Podemos llevar todavía más lejos la frase. ¿Qué sería una “pequeña cosa”? Puede ser una acción, un objeto, un pensamiento, una conversación, una costumbre, un lugar, una persona, un olor, una caminata, una página leída, una espera, un gesto, un recuerdo, incluso una equivocación. No existe una unidad objetiva de la vida. Lo que para una persona es insignificante puede ser decisivo para otra. Una fotografía vieja puede no valer nada económicamente y ser prácticamente irremplazable para quien la conserva. Una calle cualquiera puede ser una calle cualquiera para millones de personas y contener toda la infancia de una sola.
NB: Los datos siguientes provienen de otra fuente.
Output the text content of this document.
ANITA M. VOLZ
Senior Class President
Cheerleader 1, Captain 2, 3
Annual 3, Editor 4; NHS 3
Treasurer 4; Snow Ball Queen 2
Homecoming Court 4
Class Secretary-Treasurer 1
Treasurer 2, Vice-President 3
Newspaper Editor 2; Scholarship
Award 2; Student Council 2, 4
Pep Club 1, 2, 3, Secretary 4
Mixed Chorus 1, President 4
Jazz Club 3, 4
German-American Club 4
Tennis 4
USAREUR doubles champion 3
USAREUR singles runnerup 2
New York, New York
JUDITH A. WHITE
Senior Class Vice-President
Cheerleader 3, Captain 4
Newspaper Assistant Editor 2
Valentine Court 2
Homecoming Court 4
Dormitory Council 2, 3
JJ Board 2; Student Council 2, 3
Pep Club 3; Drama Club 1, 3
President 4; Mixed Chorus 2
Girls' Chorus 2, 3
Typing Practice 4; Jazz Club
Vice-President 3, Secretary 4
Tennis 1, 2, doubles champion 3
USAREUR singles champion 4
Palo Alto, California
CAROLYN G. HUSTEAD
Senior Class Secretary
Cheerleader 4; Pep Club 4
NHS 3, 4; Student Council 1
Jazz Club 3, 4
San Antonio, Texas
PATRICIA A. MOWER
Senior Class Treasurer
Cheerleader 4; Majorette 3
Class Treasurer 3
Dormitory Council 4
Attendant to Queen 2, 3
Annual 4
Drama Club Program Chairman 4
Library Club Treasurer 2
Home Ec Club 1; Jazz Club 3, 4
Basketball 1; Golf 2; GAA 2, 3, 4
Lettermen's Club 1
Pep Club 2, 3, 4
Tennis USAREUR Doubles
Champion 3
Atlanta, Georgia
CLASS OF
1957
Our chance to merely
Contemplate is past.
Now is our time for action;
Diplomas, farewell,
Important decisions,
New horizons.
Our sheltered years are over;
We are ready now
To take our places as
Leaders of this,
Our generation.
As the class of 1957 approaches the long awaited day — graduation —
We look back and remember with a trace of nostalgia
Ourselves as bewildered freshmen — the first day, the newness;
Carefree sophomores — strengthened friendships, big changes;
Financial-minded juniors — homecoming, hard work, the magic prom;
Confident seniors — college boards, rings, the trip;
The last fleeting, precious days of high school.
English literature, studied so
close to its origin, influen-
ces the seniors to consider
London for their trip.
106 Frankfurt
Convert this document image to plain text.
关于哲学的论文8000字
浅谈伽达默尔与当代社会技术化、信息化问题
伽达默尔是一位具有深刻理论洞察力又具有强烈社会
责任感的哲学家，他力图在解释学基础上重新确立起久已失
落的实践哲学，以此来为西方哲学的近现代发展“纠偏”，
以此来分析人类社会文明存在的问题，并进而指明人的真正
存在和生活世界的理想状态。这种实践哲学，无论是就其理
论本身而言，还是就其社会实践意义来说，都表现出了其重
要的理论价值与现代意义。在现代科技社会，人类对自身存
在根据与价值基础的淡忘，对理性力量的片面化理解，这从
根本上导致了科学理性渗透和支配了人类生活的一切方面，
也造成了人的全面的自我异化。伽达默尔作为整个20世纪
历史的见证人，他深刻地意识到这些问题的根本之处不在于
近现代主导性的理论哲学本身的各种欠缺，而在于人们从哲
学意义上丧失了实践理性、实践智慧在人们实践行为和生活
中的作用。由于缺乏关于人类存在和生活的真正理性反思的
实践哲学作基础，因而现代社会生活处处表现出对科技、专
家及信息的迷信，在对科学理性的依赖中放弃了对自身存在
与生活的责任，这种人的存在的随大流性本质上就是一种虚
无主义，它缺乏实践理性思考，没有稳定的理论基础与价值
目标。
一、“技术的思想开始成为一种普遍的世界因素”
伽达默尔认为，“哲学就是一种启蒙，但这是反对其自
Un libro mediocre puede convertirse en un libro fundamental simplemente porque fue leído en el momento adecuado. La importancia no está necesariamente en la cosa. Está también en la relación que establecemos con ella. Y eso vuelve todavía más difícil definir qué constituye una vida.

Aquí conviene introducir una cuarta conexión, particularmente afinada con el tipo de reflexión que venimos haciendo: Georges Perec. Su proyecto literario de observar lo infraordinario —aquello que sucede todos los días y precisamente por eso dejamos de mirar— funciona casi como una continuación literaria perfecta de Holmes. Perec permite llevar la frase desde la filosofía hacia una especie de arqueología de lo cotidiano: mirar una plaza, una calle, una mesa, un objeto, un trayecto repetido y preguntarse qué hay allí que normalmente no vemos. El escepticismo funciona entonces no como una doctrina, sino como una actitud de desconfianza hacia nuestras propias jerarquías de importancia. Holmes → Montaigne → Ortega → Perec: un recorrido que va desde la intuición de que la vida está hecha de lo pequeño hasta la decisión deliberada de detenerse a observar lo que habitualmente pasa desapercibido.

Tal vez la frase de Holmes pueda leerse finalmente como una advertencia contra nuestra necesidad de encontrar grandes explicaciones. Queremos que nuestra vida tenga argumento. Queremos saber cuál fue el momento decisivo, cuál fue el acontecimiento que nos convirtió en quienes somos, cuál fue el motivo, cuál fue la causa. Pero quizá la respuesta sea mucho menos satisfactoria. Quizá no hubo un acontecimiento. Quizá hubo miles. Quizá ninguno fue suficiente. Quizá una persona termina siendo quien es por una acumulación imposible de reconstruir de pequeñas decisiones, accidentes, encuentros, hábitos, pérdidas, lecturas, lugares y casualidades. Un gran haz. Un manojo desordenado. Una acumulación. Una suma. Una circunstancia. Una sucesión de cosas pequeñas que, vistas por separado, parecen no explicar nada y que, juntas, constituyen aquello que llamamos una vida.

Y aquí la frase de Holmes adquiere una fuerza inesperada. No dice que las pequeñas cosas sean importantes porque algún día conducirán a algo grande. Dice algo más radical: las pequeñas cosas son importantes porque son la mayor parte de lo que tenemos. La vida no ocurre solamente cuando sucede algo. La vida ocurre también cuando aparentemente no sucede nada. Quizá, después de todo, “nada” sea una palabra demasiado grande para describir todas esas pequeñas cosas.